I.A. Bogomolova1,3, Yu.D. Udalov1,2, L.A. Belova3, L.A. Danilova1, I.V. Kozlova1, A.A. Kuvayskaya1,3
1Federal Scientific Clinical Center for Medical Radiology and Oncology of the FMBA of Russia, Dimitrovgrad
2State Research Center ― Burnazyan Federal Medical Biophysical Center of the FMBA of Russia, Moscow
3Ulyanovsk State University, Ulyanovsk
Bogomolova Irina A. ― Head of Antitumor Drug Therapy Department of Clinical Inpatient Hospital, Oncologist of the Federal Scientific Clinical Center for Medical Radiology and Oncology of the FMBA of Russia
5v Kurchatov Str., Dimitrovgrad, 433507, Russian Federation, tel. +7-908-482-41-26, e-mail: bogomolovaia@fvcmrfmba.ru, SPIN-код: 7873-1172, ORCID ID: 0000-0003-3331-8632
Abstract. Chemotherapy-induced peripheral neuropathy (CIPN) is one of the most common drug-induced side effects, with a prevalence ranging from 19 to 100% [1]. Clinically, CIPN is mainly a sensory neuropathy that can be accompanied by motor and autonomic disorders of varying severity, intensity, and duration. The most common symptoms are tingling, numbness, and loss of proprioception with a symmetrical stocking-and-gloves distribution, while neuropathic pain is seen in only some patients [2-4].

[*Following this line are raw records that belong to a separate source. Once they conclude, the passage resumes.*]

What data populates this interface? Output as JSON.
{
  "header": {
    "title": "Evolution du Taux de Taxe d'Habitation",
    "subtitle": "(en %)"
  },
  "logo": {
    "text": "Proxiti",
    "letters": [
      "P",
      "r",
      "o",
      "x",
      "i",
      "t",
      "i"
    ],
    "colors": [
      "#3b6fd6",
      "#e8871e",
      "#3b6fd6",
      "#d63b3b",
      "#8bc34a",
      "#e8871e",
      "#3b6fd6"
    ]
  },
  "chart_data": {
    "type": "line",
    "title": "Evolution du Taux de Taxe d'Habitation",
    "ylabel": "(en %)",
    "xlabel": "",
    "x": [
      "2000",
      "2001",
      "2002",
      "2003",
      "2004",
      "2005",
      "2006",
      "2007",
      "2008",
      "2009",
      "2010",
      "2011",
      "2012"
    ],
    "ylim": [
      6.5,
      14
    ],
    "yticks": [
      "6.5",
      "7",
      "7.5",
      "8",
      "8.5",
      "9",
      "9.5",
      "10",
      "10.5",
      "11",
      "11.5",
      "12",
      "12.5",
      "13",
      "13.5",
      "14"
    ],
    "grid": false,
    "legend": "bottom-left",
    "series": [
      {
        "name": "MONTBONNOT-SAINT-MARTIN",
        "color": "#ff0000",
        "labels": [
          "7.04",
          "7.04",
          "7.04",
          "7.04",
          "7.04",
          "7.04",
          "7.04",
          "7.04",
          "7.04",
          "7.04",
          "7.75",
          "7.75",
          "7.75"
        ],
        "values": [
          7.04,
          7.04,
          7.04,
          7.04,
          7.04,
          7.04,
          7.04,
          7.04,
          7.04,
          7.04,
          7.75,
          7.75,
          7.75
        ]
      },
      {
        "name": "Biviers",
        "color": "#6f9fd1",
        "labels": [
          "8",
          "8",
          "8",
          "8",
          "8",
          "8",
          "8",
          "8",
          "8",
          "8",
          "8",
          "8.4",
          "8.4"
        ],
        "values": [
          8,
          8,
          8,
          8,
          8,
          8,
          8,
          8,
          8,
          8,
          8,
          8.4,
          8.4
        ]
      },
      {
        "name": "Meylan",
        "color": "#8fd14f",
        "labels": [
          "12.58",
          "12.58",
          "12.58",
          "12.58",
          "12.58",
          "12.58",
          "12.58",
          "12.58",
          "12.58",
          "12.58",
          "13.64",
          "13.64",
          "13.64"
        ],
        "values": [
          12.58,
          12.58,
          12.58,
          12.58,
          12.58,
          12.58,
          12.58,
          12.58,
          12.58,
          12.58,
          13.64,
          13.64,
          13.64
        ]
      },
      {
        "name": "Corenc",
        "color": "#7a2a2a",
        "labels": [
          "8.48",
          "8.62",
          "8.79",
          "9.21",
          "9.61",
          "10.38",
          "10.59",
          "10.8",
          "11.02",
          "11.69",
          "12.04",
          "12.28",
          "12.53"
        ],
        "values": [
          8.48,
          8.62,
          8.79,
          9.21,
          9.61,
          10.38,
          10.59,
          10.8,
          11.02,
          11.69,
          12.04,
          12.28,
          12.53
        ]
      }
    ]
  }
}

Due to its high prevalence among cancer patients, CIPN is a major problem for both patients and physicians. Peripheral neuropathy reduces the quality of life of cancer patients, adherence to treatment, and may require a reduction in the dose of cytostatics or even discontinuation of therapy, thereby limiting the effectiveness of cancer treatment. In addition, there is no single effective method of prevention and treatment so far that could prevent or alleviate the symptoms of CIPN [5].
Key words: chemotherapy-induced peripheral neuropathy, colorectal cancer, drug therapy, sensory neuropathy, treatment of peripheral polyneuropathy, rehabilitation.